Science Fiction and the Grieving Process

At io9, Lauren Davis writes about how science fiction helped her to deal with her grief at the sudden death of her younger brother.

The podcasts were meant to be a distraction, like the wine or the VCDs of movies my mom had brought home from a trip to Asia that Colin had never gotten a chance to watch. But one day, I heard Robert Reed’s story “A Woman’s Best Friend” on Clarkesworld, and I found that I felt inexplicably lighter. I ran home and immediately looked up the text of the story, rereading it for clues to my sudden shift in emotions.

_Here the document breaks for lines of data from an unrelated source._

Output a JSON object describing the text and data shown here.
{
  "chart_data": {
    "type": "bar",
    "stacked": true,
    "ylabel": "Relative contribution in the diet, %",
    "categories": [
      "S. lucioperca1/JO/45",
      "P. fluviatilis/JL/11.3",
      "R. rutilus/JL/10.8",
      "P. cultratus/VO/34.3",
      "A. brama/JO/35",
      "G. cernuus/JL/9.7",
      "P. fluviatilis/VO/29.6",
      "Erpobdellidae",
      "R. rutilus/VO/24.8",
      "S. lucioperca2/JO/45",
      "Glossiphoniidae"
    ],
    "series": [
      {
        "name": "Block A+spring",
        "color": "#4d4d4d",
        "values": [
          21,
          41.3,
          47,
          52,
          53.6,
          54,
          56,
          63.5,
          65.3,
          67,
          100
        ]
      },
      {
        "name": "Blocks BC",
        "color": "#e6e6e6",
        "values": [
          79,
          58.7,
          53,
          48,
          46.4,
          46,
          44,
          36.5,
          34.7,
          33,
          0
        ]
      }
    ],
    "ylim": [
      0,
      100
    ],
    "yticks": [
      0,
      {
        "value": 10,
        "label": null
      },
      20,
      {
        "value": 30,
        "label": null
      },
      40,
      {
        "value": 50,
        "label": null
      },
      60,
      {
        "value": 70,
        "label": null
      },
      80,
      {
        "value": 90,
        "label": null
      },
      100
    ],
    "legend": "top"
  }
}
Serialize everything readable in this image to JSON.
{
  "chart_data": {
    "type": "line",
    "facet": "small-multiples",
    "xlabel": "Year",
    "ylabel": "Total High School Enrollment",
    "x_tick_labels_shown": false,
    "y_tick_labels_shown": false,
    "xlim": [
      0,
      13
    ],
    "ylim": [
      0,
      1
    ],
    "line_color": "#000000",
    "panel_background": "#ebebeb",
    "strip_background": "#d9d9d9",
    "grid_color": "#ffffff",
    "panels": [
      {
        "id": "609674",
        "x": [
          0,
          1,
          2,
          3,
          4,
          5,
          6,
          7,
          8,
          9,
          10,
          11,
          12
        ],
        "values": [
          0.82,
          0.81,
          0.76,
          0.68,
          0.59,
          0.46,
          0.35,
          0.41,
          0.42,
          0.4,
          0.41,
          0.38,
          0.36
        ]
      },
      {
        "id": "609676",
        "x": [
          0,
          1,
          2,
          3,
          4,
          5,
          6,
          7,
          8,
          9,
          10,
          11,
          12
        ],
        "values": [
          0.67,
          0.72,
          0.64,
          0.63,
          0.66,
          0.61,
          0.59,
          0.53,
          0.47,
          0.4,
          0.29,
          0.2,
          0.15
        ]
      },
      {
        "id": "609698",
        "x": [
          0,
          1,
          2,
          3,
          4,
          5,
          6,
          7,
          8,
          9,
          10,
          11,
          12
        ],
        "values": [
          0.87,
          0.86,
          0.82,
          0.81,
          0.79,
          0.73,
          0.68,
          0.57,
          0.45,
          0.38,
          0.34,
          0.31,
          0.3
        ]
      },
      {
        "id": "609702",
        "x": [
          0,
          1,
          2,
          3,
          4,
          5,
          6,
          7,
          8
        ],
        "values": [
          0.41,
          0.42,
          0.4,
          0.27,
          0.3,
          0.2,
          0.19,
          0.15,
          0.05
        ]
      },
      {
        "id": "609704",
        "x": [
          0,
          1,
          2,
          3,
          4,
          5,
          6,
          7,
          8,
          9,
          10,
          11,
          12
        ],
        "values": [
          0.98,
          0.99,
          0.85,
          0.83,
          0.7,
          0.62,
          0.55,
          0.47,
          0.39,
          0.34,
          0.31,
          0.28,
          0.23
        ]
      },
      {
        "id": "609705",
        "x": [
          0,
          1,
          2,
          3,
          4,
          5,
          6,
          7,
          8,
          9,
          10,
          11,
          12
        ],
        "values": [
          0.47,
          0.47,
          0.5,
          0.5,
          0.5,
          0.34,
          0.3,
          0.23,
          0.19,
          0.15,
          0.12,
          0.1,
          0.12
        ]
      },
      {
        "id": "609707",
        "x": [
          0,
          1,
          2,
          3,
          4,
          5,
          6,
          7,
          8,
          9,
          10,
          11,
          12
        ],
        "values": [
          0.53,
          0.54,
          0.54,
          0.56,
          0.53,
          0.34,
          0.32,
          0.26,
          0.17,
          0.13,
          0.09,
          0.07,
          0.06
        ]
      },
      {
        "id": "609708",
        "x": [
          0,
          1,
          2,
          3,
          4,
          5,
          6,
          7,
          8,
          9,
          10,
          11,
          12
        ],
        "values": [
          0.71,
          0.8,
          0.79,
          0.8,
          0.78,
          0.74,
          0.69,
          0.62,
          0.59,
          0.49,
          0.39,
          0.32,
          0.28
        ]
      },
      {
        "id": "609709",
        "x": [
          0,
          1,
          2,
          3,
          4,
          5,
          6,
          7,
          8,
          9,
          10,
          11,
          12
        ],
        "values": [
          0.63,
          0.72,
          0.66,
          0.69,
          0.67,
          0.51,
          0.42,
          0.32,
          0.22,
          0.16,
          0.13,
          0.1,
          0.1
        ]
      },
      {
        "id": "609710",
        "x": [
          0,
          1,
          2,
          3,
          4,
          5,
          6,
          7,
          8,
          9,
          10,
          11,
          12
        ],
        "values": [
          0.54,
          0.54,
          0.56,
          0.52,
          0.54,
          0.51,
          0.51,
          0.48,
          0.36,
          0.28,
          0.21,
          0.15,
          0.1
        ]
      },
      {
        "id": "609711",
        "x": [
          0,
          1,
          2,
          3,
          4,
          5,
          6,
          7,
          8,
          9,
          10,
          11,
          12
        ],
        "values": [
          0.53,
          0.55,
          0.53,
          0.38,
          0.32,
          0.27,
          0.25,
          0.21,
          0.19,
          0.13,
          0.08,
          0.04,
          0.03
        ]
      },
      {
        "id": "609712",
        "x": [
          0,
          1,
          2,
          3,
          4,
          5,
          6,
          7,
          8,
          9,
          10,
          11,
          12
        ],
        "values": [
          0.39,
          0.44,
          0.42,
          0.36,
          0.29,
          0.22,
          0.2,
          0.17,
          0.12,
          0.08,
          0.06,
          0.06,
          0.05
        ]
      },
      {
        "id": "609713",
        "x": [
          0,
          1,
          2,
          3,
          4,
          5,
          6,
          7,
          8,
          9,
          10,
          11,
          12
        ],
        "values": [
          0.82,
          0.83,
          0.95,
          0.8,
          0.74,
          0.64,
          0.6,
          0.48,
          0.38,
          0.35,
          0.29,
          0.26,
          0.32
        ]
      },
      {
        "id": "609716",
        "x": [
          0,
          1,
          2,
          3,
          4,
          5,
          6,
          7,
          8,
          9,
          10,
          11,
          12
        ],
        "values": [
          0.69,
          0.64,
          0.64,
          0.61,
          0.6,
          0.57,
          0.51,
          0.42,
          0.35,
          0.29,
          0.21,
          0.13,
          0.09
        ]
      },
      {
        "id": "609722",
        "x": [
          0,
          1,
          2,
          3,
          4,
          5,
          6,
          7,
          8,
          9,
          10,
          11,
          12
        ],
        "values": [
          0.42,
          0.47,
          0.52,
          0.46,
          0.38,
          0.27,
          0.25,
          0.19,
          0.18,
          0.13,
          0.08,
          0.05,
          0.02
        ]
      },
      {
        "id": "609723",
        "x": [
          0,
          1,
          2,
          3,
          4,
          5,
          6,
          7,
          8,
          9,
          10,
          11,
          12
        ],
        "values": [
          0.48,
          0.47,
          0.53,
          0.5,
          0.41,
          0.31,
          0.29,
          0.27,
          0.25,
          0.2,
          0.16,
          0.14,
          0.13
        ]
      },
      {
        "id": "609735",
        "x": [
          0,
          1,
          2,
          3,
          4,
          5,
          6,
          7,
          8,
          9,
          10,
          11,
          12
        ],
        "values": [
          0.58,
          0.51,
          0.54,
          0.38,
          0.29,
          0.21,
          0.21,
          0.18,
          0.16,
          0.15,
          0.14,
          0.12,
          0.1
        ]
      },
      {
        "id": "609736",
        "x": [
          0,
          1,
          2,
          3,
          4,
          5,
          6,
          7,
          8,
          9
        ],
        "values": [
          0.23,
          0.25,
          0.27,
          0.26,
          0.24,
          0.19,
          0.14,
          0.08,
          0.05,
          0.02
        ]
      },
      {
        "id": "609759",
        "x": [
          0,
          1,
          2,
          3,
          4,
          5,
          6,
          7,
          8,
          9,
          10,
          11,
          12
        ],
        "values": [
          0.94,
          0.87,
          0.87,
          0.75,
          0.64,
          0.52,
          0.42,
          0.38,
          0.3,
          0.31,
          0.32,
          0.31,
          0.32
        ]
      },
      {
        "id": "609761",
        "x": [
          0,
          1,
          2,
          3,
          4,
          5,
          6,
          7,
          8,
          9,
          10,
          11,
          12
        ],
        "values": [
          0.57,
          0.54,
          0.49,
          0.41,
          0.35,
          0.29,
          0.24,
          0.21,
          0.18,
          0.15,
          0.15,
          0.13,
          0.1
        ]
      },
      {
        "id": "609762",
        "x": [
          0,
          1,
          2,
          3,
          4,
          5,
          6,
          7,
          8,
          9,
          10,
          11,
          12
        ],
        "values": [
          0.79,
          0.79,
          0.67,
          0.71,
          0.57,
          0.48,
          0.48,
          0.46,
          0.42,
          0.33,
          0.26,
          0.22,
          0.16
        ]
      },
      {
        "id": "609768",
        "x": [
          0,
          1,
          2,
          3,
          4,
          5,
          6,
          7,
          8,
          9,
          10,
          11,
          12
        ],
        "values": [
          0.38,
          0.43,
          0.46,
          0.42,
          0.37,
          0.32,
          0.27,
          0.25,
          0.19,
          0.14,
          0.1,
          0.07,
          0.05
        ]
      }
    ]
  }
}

“A Woman’s Best Friend” is a funny story, a sort of multi-worlds parody of It’s a Wonderful Life. Instead of being led through an alternate timeline by a down-on-his-luck angel, George Bailey is dumped in another universe by an interdimensional being who finds amusement in such rearrangements. George does meet a doppelgänger of his wife, Mary, but she’s no sad spinster and is, in fact, hip to the ways of the multiverse. George left behind a drowned corpse in his own world, but he comes to find that his new home universe holds all sorts of wonders.

Really, whether it is Battlestar Galactica (also referenced in the article) or The Iliad, this is one thing that literature is supposed to do, to help you reframe your life’s problems and learn how to deal with them in a quasi-mythic way. So hurray for that.